勝った力士が次の力士に水を渡す習慣もあり、「勝者の気・エネルギーを引き継ぐ」という霊的な意味があります。
懸賞(けんしょう)
懸賞金を受け取る際の力士の手の動き(左・右・中央と切る動作)は「三礼(さんれい)」という感謝の礼であり、「天・地・人(神様・大地・観客)」への感謝を表します。
横綱の綱のスピリチュアルな意味
横綱(よこづな)とは
横綱は相撲の最高位であると同時に「神の代理として土俵を清める役割」を担う神聖な地位です。
注連縄(しめなわ)としての横綱の綱
横綱が腰に巻く「横綱の綱」は神社の注連縄(しめなわ)と同じ構造・素材(麻・藁)で作られます。これは横綱を「生きた神様・神の代理人」として位置づけることを意味します。
注連縄は「この内側は神聖な領域」を示すものですが、横綱が腰に巻くことで「横綱自身が神聖な存在」であることを示します。
土俵入り(どひょういり)
横綱が場所の最初に行う「土俵入り」は、相撲の最も神聖な儀式の一つです。雲龍型・不知火型という二つのスタイルがあります。

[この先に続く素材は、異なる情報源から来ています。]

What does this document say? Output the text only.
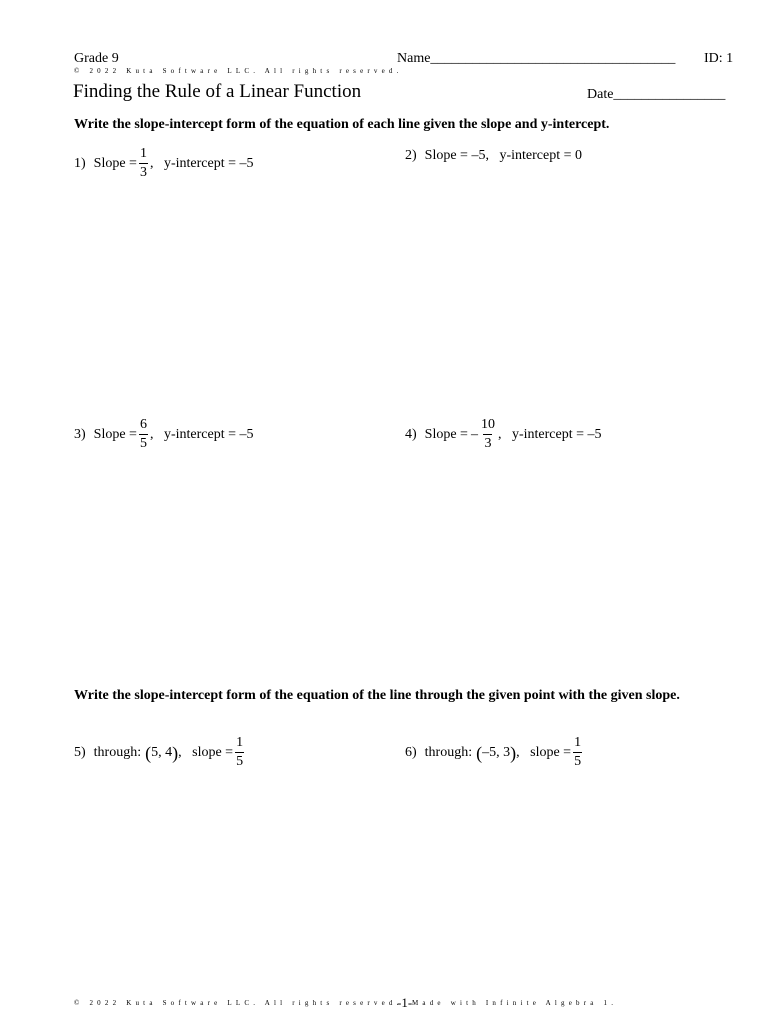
Grade 9	Name___________________________________ ID: 1
© 2022 Kuta Software LLC. All rights reserved.
Finding the Rule of a Linear Function	Date________________
Write the slope-intercept form of the equation of each line given the slope and y-intercept.
1) Slope = $\frac{1}{3}$ ,   y-intercept = –5	2) Slope = –5,   y-intercept = 0
3) Slope = $\frac{6}{5}$ ,   y-intercept = –5	4) Slope = – $\frac{10}{3}$ ,   y-intercept = –5
Write the slope-intercept form of the equation of the line through the given point with the given slope.
5) through: ( 5, 4 ) ,   slope = $\frac{1}{5}$	6) through: ( –5, 3 ) ,   slope = $\frac{1}{5}$
© 2022 Kuta Software LLC. All rights reserved.
-1- Made with Infinite Algebra 1.
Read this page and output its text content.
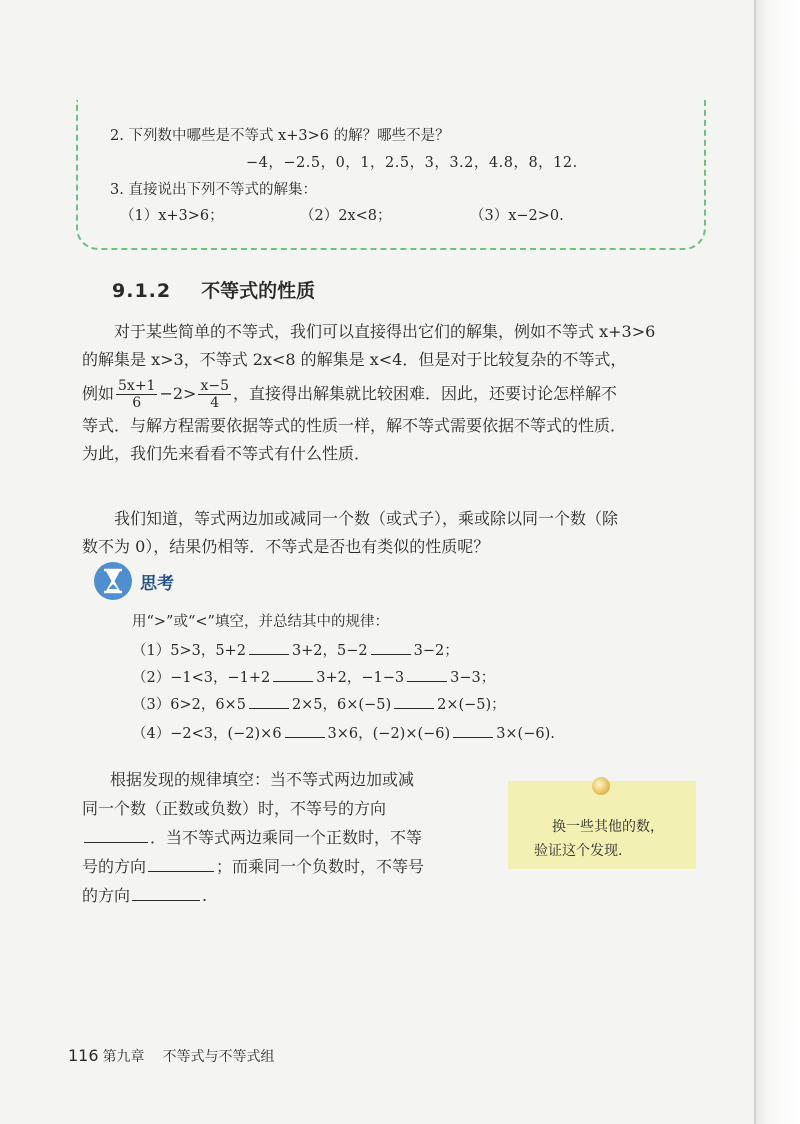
2. 下列数中哪些是不等式 x+3>6 的解？哪些不是？
−4，−2.5，0，1，2.5，3，3.2，4.8，8，12.
3. 直接说出下列不等式的解集：
（1）x+3>6；	（2）2x<8；	（3）x−2>0.
9.1.2 不等式的性质
对于某些简单的不等式，我们可以直接得出它们的解集，例如不等式 x+3>6
的解集是 x>3，不等式 2x<8 的解集是 x<4．但是对于比较复杂的不等式，
例如 $\frac{5x+1}{6} -2> \frac{x-5}{4}$ ，直接得出解集就比较困难．因此，还要讨论怎样解不
等式．与解方程需要依据等式的性质一样，解不等式需要依据不等式的性质．
为此，我们先来看看不等式有什么性质．
我们知道，等式两边加或减同一个数（或式子），乘或除以同一个数（除
数不为 0），结果仍相等．不等式是否也有类似的性质呢？
思考
用“>”或“<”填空，并总结其中的规律：
（1）5>3，5+2	3+2，5−2	3−2；
（2）−1<3，−1+2	3+2，−1−3	3−3；
（3）6>2，6×5	2×5，6×(−5)	2×(−5)；
（4）−2<3，(−2)×6	3×6，(−2)×(−6)	3×(−6).
根据发现的规律填空：当不等式两边加或减
同一个数（正数或负数）时，不等号的方向
．当不等式两边乘同一个正数时，不等
号的方向	；而乘同一个负数时，不等号
的方向	.
换一些其他的数，
验证这个发现.
116 第九章 不等式与不等式组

横綱土俵入りは「力士の最高位が土俵の四方(神様の方角)に感謝を捧げ、場所の無事を祈る」神道的な儀礼です。
神社の奉納相撲と現代の大相撲
奉納相撲
現代も全国各地の神社で行われる「奉納相撲」は、大相撲のルーツです。
- 春日大社(奈良): 3月の「春日の奉納相撲」
- 住吉大社(大阪): 海の守護神・住吉大神への奉納
- 鶴岡八幡宮(鎌倉): 源頼朝が奉納した伝統を持つ
奉納相撲では勝敗より「いかに美しく・神様への感謝を込めて相撲を取るか」が重視されます。
大相撲の「場所」という呼び方
大相撲の試合は「場所(ばしょ)」と呼ばれますが、この「場所」は「神様に場所を提供する・神様が降りてくる場所」という意味です。
まとめ
相撲は「力比べのスポーツ」である以前に「神様の前に最高の人体の力を奉納する」神聖な儀式です。四股・塩まき・横綱の綱——すべての要素に神道の世界観が込められており、これが相撲が「国技」として特別な地位を保ち続けている深い理由です。
大相撲観戦の際は、単に取り組みの勝敗を追うだけでなく、「今、神様の前で最も神聖な力の奉納が行われている」という意識で見てみてください。四股を踏む音・塩が宙を舞う瞬間・横綱が土俵入りで四方に礼をする瞬間——すべてが神道の生きた実践として映ってくるはずです。